Close
Close

Murder in Honduras

John Perry

One year ago, Berta Cáceres was asleep in bed in La Esperanza, Honduras, when gunmen burst into the house and shot her. She died in the arms of Gustavo Castro, a Mexican environmental activist who was injured but pretended to be dead until the murderers had gone. Instead of being treated as a victim, Castro was regarded as a suspect and prevented from leaving the country. Members of the Council of Indigenous Peoples of Honduras (COPINH), which Cáceres led, were also interrogated. Eventually investigators turned their attention to those who had threatened to kill her in the preceding months. Seven arrests were made, but the people who ordered the murder were left untouched. Six weeks ago, Castro filed a petition against the Honduran government for the way it treated him and for its inaction in charging those behind the crime.

There was hope that the international attention given to Cáceres’s death might lead to less violence against environmental activists, but it was short-lived: her colleague Nelson García was shot soon afterwards. In October, a COPINH demonstration demanding protection from the government was met with a tear-gas attack. Days earlier, gunmen had attempted to kill two of COPINH’s leaders. Silmer Dionisio George and José Angel Flores, community leaders in the Aguán Valley, were killed in the same month. Flores’s family produced evidence, gathered over several years, that detailed the operations of a 27-strong death squad, a previous assassination attempt in 2015, their formal complaints to the police and the arrest warrants that had been issued but never implemented. Court documents have recently been leaked showing that Cáceres might also have been killed by a death squad with military links.

In January, Global Witness reported that 123 activists had been murdered since the military coup in 2009, calling Honduras 'the deadliest place to defend the planet'. The government reacted not with promises to do better but by attacking the report’s authors. One was threatened with arrest and, when he was interviewed on TV, pursued by members of the ruling party who said they would lynch him. He had to be rescued by a representative of the UN. Two weeks after the report was published, the indigenous Tolupán leader José de los Santos Sevilla was killed in Montaña de la Flor.

The murderers of community leaders, journalists, lawyers and LGTB activists in Honduras can act with impunity for several reasons. One is (possibly convenient) incompetence. In September, the prosecution files in the Cáceres case were stolen. Victims of any crime can be denounced for bringing it on themselves: bus owners complaining about extortion by gangs have been told it’s because they transport drugs in their vehicles. The police are claiming success in reducing the number of murders so far this year to 521 (from 552 in the same period in 2016), in a country of only eight million people: it’s easy to present political killings as nothing out of the ordinary.
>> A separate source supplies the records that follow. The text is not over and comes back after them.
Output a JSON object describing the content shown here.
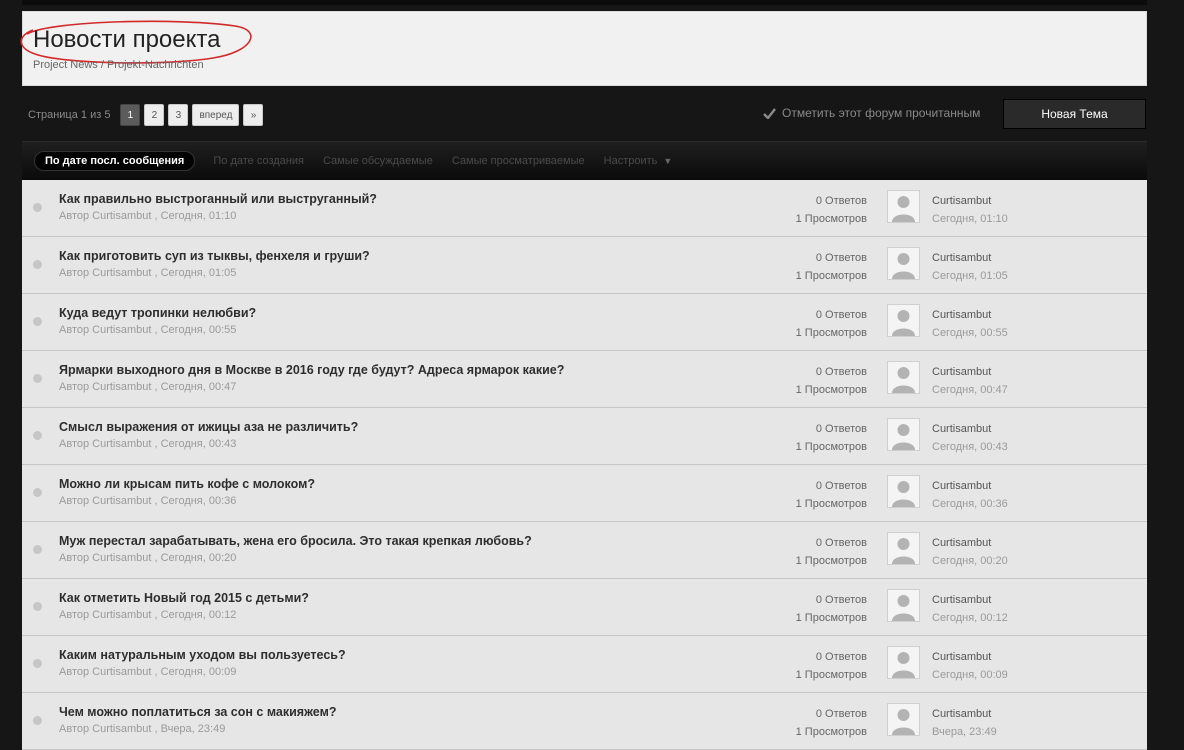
{
  "forum": {
    "title": "Новости проекта",
    "subtitle": "Project News / Projekt-Nachrichten",
    "annotation_color": "#d22a2a"
  },
  "pagination": {
    "label": "Страница 1 из 5",
    "pages": [
      "1",
      "2",
      "3"
    ],
    "current": "1",
    "next_label": "вперед",
    "last_label": "»"
  },
  "actions": {
    "mark_read_label": "Отметить этот форум прочитанным",
    "new_topic_label": "Новая Тема"
  },
  "sort": {
    "active": "По дате посл. сообщения",
    "options": [
      "По дате создания",
      "Самые обсуждаемые",
      "Самые просматриваемые"
    ],
    "customize_label": "Настроить"
  },
  "topics": [
    {
      "title": "Как правильно выстроганный или выструганный?",
      "meta": "Автор Curtisambut , Сегодня, 01:10",
      "replies": "0 Ответов",
      "views": "1 Просмотров",
      "last_author": "Curtisambut",
      "last_time": "Сегодня, 01:10"
    },
    {
      "title": "Как приготовить суп из тыквы, фенхеля и груши?",
      "meta": "Автор Curtisambut , Сегодня, 01:05",
      "replies": "0 Ответов",
      "views": "1 Просмотров",
      "last_author": "Curtisambut",
      "last_time": "Сегодня, 01:05"
    },
    {
      "title": "Куда ведут тропинки нелюбви?",
      "meta": "Автор Curtisambut , Сегодня, 00:55",
      "replies": "0 Ответов",
      "views": "1 Просмотров",
      "last_author": "Curtisambut",
      "last_time": "Сегодня, 00:55"
    },
    {
      "title": "Ярмарки выходного дня в Москве в 2016 году где будут? Адреса ярмарок какие?",
      "meta": "Автор Curtisambut , Сегодня, 00:47",
      "replies": "0 Ответов",
      "views": "1 Просмотров",
      "last_author": "Curtisambut",
      "last_time": "Сегодня, 00:47"
    },
    {
      "title": "Смысл выражения от ижицы аза не различить?",
      "meta": "Автор Curtisambut , Сегодня, 00:43",
      "replies": "0 Ответов",
      "views": "1 Просмотров",
      "last_author": "Curtisambut",
      "last_time": "Сегодня, 00:43"
    },
    {
      "title": "Можно ли крысам пить кофе с молоком?",
      "meta": "Автор Curtisambut , Сегодня, 00:36",
      "replies": "0 Ответов",
      "views": "1 Просмотров",
      "last_author": "Curtisambut",
      "last_time": "Сегодня, 00:36"
    },
    {
      "title": "Муж перестал зарабатывать, жена его бросила. Это такая крепкая любовь?",
      "meta": "Автор Curtisambut , Сегодня, 00:20",
      "replies": "0 Ответов",
      "views": "1 Просмотров",
      "last_author": "Curtisambut",
      "last_time": "Сегодня, 00:20"
    },
    {
      "title": "Как отметить Новый год 2015 с детьми?",
      "meta": "Автор Curtisambut , Сегодня, 00:12",
      "replies": "0 Ответов",
      "views": "1 Просмотров",
      "last_author": "Curtisambut",
      "last_time": "Сегодня, 00:12"
    },
    {
      "title": "Каким натуральным уходом вы пользуетесь?",
      "meta": "Автор Curtisambut , Сегодня, 00:09",
      "replies": "0 Ответов",
      "views": "1 Просмотров",
      "last_author": "Curtisambut",
      "last_time": "Сегодня, 00:09"
    },
    {
      "title": "Чем можно поплатиться за сон с макияжем?",
      "meta": "Автор Curtisambut , Вчера, 23:49",
      "replies": "0 Ответов",
      "views": "1 Просмотров",
      "last_author": "Curtisambut",
      "last_time": "Вчера, 23:49"
    }
  ]
}
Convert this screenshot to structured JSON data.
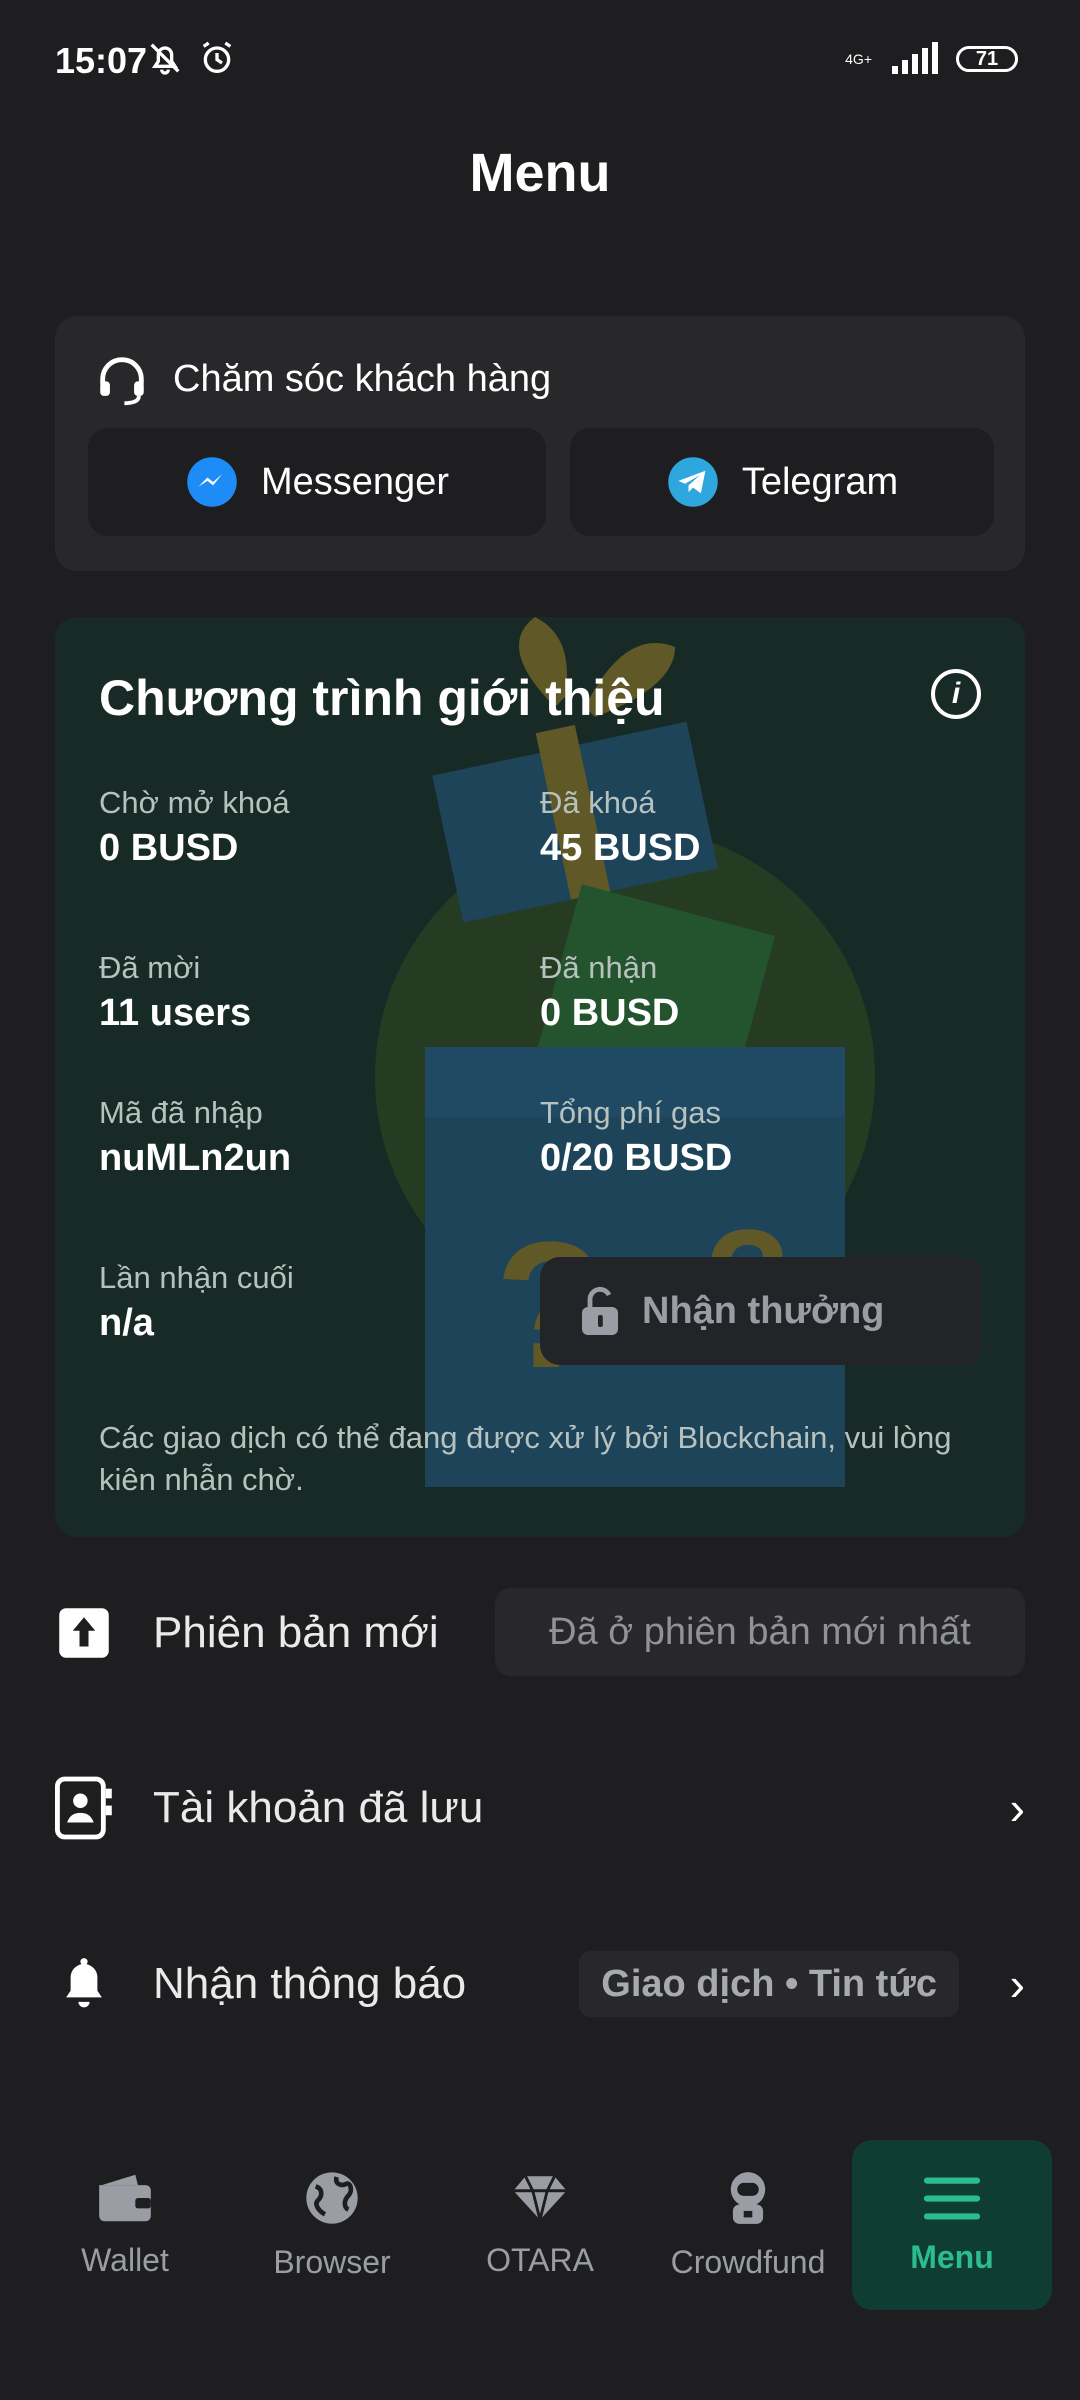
{
  "status_bar": {
    "time": "15:07",
    "network": "4G+",
    "battery": "71"
  },
  "page_title": "Menu",
  "customer_care": {
    "title": "Chăm sóc khách hàng",
    "messenger_label": "Messenger",
    "telegram_label": "Telegram"
  },
  "referral": {
    "title": "Chương trình giới thiệu",
    "pending_unlock": {
      "label": "Chờ mở khoá",
      "value": "0 BUSD"
    },
    "locked": {
      "label": "Đã khoá",
      "value": "45 BUSD"
    },
    "invited": {
      "label": "Đã mời",
      "value": "11 users"
    },
    "received": {
      "label": "Đã nhận",
      "value": "0 BUSD"
    },
    "code_entered": {
      "label": "Mã đã nhập",
      "value": "nuMLn2un"
    },
    "gas_fee": {
      "label": "Tổng phí gas",
      "value": "0/20 BUSD"
    },
    "last_received": {
      "label": "Lần nhận cuối",
      "value": "n/a"
    },
    "claim_button": "Nhận thưởng",
    "note": "Các giao dịch có thể đang được xử lý bởi Blockchain, vui lòng kiên nhẫn chờ."
  },
  "settings": {
    "new_version": {
      "label": "Phiên bản mới",
      "status": "Đã ở phiên bản mới nhất"
    },
    "saved_accounts": {
      "label": "Tài khoản đã lưu"
    },
    "notifications": {
      "label": "Nhận thông báo",
      "value": "Giao dịch • Tin tức"
    }
  },
  "bottom_nav": {
    "wallet": "Wallet",
    "browser": "Browser",
    "otara": "OTARA",
    "crowdfund": "Crowdfund",
    "menu": "Menu"
  },
  "colors": {
    "accent": "#2bbd8e",
    "card": "#28282b",
    "referral_bg": "#172a26",
    "active_nav_bg": "#0f3d33"
  }
}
The wider issue is a fight against an economic model – 'extractivism' – that sees the future of Honduras (and the future wealth of its elite) in the plundering and export of its natural resources. Mega-projects that produce energy, mine gold and other minerals, or convert forests to palm-oil plantations, are all being opposed by activists like Cáceres and the others who have been killed or are under threat.

The model’s chief champion is the president, Juan Orlando Hernández. He has admitted that as much as $90 million of public money was diverted into his election campaign four years ago, but he also enjoys impunity because he controls the congress, the police, the military and, against constitutional rules, the attorney general’s office and the supreme court. The constitution limits presidents to one term of office, but Hernández is ignoring it and running again this year. When the 2009 military coup led to president Manuel Zelaya being flown out of the country in his pyjamas, Hernández was the head of a key congressional committee that endorsed the army’s actions. Zelaya was only holding a referendum on constitutional reform, but the golpistas accused him of overturning the constitution to secure a second term as president. This is unlikely to happen to Hernández, who has doubled the military’s budget.


Comments


  • 6 March 2017 at 1:45pm
    RobotBoy says:
    Decades pass but justice for the people of Central America remains as elusive as ever. United Fruit no longer exists under that name but its corporate heirs continue to dominate the region under the same 'banana republic' imperialism of the Eisenhower years. One contemporary addition to the burden of misery is that refugees fleeing to the U.S. and Mexico have become convenient scapegoats for every domestic problem in those countries. By all means, Donald, build that wall so we don't have to look at the victims any more.